Les résidents des Ehpad sont exposés à un surrisque d’infections respiratoires aiguës. Est-ce que mettre en place une filtration de haute efficacité portative dans leur chambre peut permettre de réduire ce risque ? Telle est la question posée par une petite étude randomisée récemment publiée dans le Jama Network Open (1). Avec des réponses en demi-teinte, puisque l’étude ne met pas en évidence de différence significative mais qu’on a tout de même observé une tendance positive, si l’on se restreint à la première période (hivernale), ou aux sujets ayant fini l’étude. Sans compter que l’étude manque de puissance pour pouvoir clore définitivement la question. L’éventuel bénéfice de la mise en place d’un tel dispositif reste donc encore à prouver.

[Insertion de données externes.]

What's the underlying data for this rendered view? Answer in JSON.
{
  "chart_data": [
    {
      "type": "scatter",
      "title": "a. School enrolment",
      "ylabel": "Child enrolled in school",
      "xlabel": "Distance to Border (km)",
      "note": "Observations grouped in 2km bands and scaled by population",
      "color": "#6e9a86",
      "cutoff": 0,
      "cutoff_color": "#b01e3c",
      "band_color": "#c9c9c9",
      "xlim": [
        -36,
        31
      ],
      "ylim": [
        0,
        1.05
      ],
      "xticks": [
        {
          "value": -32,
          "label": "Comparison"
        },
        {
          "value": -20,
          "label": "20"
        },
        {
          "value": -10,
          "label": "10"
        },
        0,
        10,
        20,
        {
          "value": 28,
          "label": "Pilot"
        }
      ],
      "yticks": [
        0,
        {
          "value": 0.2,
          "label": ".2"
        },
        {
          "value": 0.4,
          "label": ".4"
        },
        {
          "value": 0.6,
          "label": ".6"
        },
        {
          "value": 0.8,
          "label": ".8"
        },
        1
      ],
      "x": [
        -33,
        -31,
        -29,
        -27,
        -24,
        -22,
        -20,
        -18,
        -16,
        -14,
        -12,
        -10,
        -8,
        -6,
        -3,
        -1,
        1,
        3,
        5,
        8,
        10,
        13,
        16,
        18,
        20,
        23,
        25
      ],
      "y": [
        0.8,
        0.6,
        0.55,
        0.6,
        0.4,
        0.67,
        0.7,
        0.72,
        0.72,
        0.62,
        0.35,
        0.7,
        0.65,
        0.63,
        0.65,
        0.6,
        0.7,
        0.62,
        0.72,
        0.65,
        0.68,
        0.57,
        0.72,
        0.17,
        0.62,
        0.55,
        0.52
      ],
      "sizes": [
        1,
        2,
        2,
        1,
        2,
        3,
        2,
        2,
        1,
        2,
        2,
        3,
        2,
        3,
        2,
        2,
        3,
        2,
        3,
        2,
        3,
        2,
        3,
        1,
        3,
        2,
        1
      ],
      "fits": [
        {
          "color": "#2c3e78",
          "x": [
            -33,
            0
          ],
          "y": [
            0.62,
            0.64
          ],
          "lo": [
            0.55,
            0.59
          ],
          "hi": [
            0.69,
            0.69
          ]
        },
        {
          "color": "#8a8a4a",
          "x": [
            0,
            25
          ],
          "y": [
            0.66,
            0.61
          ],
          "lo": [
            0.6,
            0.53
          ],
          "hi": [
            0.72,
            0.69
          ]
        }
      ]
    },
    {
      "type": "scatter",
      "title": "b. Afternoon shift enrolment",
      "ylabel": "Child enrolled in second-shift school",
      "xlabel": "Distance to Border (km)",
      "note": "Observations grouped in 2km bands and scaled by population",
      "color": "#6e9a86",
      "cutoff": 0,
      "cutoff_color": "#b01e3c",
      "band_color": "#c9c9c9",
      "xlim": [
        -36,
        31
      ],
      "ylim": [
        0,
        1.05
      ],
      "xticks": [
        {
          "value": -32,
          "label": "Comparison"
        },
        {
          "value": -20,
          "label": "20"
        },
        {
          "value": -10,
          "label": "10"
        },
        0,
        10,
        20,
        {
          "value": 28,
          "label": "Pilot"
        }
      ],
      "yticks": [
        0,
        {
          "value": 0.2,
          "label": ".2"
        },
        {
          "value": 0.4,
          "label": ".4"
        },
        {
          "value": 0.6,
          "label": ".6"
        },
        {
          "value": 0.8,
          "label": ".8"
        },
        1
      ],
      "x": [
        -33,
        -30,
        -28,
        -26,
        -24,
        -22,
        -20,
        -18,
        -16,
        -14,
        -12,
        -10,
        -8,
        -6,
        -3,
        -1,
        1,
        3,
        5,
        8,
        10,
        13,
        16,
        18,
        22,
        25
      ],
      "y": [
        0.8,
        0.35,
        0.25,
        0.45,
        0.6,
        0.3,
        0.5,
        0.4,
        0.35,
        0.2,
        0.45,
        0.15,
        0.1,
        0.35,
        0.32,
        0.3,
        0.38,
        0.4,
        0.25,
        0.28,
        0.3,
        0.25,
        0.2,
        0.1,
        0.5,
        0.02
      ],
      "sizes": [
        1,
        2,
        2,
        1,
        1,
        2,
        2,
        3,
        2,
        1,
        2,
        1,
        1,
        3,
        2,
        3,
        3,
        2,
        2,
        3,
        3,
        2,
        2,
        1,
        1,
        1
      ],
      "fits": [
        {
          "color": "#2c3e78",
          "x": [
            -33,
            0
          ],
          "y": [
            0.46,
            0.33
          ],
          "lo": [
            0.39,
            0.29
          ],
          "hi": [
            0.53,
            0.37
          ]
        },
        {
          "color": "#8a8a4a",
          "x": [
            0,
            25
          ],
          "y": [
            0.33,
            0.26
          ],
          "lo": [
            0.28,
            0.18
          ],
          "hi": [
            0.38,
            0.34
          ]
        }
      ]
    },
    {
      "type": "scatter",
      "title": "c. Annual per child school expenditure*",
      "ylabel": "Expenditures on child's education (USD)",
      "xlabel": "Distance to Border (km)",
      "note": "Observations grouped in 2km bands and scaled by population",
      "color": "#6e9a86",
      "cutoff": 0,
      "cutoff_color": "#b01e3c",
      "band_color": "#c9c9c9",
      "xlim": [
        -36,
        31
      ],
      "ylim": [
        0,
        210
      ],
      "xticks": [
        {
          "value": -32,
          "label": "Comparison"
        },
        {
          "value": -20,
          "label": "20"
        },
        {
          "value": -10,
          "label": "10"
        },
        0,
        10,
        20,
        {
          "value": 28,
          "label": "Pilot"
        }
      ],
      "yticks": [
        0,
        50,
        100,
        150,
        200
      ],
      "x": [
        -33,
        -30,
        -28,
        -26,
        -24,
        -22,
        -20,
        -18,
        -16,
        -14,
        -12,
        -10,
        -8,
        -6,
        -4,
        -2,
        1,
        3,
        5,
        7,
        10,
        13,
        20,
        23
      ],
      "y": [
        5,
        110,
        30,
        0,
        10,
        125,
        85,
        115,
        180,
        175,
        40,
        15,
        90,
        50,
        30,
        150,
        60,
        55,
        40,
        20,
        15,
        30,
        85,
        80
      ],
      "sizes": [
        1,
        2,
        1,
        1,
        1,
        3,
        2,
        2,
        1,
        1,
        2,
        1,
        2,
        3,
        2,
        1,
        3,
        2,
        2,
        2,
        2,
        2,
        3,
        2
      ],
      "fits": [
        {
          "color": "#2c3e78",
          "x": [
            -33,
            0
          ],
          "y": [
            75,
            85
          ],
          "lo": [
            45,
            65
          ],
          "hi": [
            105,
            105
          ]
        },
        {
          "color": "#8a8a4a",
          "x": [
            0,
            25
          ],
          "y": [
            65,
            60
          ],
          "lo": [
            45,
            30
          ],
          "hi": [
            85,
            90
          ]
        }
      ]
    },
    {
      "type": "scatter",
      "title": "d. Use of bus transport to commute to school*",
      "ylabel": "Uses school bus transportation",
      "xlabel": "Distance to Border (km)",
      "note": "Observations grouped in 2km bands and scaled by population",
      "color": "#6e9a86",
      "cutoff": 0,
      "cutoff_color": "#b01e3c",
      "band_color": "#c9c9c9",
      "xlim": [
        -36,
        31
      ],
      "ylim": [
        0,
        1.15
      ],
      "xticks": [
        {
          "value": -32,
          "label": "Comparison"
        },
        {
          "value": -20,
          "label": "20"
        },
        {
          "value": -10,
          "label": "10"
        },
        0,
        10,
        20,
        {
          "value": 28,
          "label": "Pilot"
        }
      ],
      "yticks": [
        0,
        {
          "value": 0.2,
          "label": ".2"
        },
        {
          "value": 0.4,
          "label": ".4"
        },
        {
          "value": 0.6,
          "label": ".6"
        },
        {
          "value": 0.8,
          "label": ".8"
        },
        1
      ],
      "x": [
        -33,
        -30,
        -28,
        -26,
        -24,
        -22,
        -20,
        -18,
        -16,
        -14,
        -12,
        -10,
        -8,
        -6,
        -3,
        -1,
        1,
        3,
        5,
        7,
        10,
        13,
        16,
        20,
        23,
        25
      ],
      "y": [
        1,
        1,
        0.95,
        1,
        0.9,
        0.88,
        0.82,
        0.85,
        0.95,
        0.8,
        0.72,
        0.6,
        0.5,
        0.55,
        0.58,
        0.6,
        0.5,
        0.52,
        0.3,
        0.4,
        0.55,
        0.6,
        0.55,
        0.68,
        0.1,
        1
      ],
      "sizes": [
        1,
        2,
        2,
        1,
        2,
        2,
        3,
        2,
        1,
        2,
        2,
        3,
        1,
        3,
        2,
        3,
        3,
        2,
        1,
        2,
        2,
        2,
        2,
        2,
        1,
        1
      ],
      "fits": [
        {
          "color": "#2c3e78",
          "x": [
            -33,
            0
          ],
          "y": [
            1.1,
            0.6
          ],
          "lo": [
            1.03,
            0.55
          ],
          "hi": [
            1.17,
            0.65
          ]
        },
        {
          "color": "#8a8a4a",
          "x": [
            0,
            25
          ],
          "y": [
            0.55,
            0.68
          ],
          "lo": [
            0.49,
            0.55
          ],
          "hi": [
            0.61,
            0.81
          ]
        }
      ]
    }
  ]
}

Une étude randomisée avec cross over menée en Ehpad
Il s’agit d’une étude randomisée multicentrique menée en double aveugle durant deux périodes avec cross over sur une durée de six mois (trois mois, puis cross over après wash out d’une semaine), entre avril et octobre 2023, dans trois Ehpad d’une capacité de 50-100 lits en Australie (New South Wales).
Les appareils de filtration à haute efficacité (filtres Hepa 14) étaient placés dans les chambres des résidents, avec un filtre dans le groupe pour la période test, et sans filtre pour la période contrôle. Cependant les zones communes n’étaient pas filtrées. Avant la mise en place de l’étude, aucun de ces Ehpad ne disposait de système de filtration.

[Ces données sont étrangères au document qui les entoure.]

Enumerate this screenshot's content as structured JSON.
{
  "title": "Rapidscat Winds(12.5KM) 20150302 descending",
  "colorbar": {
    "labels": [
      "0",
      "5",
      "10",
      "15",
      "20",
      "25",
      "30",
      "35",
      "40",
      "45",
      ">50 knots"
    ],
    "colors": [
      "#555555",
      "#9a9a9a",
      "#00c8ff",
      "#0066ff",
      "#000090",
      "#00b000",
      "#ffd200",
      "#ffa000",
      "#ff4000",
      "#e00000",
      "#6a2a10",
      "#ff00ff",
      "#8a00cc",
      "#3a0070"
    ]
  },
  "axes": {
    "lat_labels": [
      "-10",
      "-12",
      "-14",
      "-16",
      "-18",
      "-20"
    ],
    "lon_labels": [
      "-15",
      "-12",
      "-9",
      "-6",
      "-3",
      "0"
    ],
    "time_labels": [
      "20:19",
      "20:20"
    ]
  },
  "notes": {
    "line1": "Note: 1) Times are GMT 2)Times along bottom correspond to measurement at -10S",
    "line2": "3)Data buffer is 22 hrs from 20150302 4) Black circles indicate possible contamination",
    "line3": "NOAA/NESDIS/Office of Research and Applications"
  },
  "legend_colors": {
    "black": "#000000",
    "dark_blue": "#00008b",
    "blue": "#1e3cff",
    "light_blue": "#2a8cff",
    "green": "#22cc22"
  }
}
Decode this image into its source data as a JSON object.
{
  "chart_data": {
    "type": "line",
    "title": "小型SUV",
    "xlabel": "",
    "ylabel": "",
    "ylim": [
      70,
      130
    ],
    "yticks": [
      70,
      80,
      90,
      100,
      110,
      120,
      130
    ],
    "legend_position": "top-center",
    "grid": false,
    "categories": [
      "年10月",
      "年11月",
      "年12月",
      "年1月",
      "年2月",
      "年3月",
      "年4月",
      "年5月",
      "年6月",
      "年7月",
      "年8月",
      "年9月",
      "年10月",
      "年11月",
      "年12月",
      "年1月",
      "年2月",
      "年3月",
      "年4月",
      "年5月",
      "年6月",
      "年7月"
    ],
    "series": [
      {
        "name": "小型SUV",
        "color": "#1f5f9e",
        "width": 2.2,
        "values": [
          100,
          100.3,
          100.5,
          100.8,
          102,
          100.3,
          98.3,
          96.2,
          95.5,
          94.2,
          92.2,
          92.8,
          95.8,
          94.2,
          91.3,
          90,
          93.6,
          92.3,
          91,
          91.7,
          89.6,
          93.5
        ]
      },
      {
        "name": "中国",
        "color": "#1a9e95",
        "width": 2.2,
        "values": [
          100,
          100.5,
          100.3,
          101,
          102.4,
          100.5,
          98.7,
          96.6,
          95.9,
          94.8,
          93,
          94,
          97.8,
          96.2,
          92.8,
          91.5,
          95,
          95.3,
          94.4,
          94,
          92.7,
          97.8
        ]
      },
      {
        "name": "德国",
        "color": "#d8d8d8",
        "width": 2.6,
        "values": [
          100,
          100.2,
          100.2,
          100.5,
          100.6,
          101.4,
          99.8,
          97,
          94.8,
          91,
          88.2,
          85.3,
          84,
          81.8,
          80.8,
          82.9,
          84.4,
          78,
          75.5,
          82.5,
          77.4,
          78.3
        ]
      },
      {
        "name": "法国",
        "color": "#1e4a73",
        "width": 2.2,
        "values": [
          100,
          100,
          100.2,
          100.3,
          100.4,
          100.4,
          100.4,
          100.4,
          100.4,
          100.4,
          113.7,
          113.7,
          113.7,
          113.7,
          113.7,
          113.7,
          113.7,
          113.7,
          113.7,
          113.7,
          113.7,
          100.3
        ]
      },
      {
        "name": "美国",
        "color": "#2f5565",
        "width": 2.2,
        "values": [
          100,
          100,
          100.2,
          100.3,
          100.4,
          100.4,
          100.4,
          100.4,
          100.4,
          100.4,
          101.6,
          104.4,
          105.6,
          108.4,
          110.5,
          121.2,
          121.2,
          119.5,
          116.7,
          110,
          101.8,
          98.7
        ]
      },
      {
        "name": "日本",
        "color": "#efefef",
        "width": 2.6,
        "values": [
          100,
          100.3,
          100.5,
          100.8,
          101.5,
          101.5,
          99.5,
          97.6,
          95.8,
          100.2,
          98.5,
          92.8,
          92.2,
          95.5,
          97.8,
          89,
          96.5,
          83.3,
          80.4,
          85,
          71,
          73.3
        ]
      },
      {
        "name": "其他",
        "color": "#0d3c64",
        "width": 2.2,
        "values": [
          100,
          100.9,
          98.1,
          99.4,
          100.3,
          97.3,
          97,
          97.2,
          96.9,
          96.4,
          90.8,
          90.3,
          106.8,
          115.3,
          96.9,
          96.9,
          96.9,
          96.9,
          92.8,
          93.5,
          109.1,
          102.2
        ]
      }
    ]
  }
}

Le critère primaire est la survenue d’infection respiratoire aiguë. Le délai avant la première infection respiratoire aiguë, les besoins en consultations médicales (visite d’un médecin), le recours aux urgences et les hospitalisations ont aussi été colligés.
Au total, 135 résidents — des résidents permanents à l’exclusion de ceux sous soins palliatifs — ont été randomisés. Ils ont 85,2 ans d’âge moyen (de 59 à 103 ans), et 58 % sont des femmes.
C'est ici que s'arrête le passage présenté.